Die oft zu hörende Klage, die Planungsinstrumente seien veraltet und/oder überbürokratisiert, lenkt ein Stück weit vom eigentlichen Problem ab. Denn die gewünschten oder notwendigen Dinge in der Entwicklung der Städte geschehen nicht deshalb nicht, weil die Instrumente fehlen oder verkrustet sind, sondern weil der politische Wille, der ökonomische Impuls oder der gesellschaftliche Konsens fehlt. Zudem liegt die Krux für Planung und Städtebau darin, dass andere Beteiligte und Determinanten den Raum sehr viel stärker prägen als es ihre Profession tut.

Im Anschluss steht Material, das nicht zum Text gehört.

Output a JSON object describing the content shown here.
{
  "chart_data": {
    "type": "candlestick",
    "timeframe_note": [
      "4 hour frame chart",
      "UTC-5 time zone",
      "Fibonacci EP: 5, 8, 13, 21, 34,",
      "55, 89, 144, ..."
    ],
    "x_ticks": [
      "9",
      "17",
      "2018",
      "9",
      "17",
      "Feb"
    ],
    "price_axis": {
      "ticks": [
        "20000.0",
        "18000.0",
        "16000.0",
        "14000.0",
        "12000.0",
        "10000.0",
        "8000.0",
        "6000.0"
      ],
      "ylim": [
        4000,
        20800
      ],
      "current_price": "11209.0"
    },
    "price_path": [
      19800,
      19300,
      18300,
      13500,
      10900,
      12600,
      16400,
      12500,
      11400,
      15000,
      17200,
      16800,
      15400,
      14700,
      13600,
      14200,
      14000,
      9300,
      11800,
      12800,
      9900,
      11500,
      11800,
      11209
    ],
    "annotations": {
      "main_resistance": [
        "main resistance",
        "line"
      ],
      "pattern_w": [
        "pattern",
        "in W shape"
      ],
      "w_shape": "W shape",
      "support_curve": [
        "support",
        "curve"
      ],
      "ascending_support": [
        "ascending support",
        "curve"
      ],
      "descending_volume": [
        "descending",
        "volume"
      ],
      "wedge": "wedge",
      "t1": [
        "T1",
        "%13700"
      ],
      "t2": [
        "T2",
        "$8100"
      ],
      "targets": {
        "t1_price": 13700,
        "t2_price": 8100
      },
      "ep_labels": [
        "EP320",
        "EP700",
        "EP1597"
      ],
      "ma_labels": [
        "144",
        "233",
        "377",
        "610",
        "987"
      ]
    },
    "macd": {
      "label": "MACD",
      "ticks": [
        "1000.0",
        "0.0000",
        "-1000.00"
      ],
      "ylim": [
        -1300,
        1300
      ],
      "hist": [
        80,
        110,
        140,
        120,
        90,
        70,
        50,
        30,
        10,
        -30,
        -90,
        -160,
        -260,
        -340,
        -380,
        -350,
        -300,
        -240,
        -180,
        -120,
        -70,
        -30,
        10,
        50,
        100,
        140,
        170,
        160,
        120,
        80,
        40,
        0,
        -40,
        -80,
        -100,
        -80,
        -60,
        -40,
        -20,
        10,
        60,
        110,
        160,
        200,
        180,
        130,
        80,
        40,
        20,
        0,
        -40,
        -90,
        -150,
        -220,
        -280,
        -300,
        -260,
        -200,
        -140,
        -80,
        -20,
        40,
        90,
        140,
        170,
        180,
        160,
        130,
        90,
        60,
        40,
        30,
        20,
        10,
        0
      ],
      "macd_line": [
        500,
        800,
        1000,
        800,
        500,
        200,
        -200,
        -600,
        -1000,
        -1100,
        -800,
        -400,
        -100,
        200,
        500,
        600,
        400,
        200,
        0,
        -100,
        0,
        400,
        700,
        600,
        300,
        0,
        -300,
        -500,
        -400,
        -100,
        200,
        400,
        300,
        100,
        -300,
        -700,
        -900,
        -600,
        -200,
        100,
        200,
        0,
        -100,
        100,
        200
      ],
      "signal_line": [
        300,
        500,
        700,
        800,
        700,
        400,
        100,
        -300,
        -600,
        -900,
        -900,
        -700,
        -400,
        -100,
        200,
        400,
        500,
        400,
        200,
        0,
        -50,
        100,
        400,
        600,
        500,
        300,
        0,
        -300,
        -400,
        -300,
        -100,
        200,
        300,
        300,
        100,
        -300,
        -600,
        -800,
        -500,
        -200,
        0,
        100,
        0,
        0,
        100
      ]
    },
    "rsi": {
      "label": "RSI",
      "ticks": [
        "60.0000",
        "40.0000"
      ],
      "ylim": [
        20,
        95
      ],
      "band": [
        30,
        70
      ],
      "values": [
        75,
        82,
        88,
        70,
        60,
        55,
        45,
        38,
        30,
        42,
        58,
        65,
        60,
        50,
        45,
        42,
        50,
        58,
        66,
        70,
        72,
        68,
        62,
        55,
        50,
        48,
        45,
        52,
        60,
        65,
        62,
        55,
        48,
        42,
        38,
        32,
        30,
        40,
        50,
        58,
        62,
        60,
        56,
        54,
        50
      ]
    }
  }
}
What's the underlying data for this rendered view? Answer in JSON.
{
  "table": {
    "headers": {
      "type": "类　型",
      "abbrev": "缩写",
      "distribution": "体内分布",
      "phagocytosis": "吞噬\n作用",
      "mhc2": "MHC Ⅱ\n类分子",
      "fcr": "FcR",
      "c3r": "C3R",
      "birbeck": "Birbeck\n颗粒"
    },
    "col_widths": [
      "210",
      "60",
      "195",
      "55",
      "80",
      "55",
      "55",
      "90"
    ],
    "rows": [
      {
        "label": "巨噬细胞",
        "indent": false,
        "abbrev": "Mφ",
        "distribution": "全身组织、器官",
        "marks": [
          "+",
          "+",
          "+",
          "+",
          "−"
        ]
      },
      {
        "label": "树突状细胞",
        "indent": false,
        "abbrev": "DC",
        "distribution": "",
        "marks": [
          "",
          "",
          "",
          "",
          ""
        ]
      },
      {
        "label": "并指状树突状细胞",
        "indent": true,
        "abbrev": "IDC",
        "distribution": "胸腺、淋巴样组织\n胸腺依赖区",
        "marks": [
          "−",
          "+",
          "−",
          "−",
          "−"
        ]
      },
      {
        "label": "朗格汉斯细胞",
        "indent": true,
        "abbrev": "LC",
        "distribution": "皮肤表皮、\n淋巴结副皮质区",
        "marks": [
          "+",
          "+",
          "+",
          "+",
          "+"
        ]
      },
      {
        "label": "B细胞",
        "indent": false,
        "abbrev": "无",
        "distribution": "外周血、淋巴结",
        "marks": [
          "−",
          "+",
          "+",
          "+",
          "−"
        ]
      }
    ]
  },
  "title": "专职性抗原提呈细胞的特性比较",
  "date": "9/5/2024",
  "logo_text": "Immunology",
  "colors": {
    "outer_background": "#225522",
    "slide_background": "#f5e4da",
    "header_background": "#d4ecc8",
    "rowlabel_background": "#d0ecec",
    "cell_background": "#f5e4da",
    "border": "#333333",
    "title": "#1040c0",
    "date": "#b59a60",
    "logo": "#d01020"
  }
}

Zugleich stehen wir inmitten einer fundamentalen Umwälzungsphase: Weg von einer auf Öl und Gas basierten Dienstleistungsgesellschaft, hin zu einer auf erneuerbaren Energien basierten Wissensgesellschaft. Und damit steht unsere Wertschätzung der gebauten Umwelt – in ihrem Verhältnis zu anderen Aspekten des Lebensalltags – auf den Prüfstand. Stadtplanung mag dröge wirken, sie ist aber von Belang!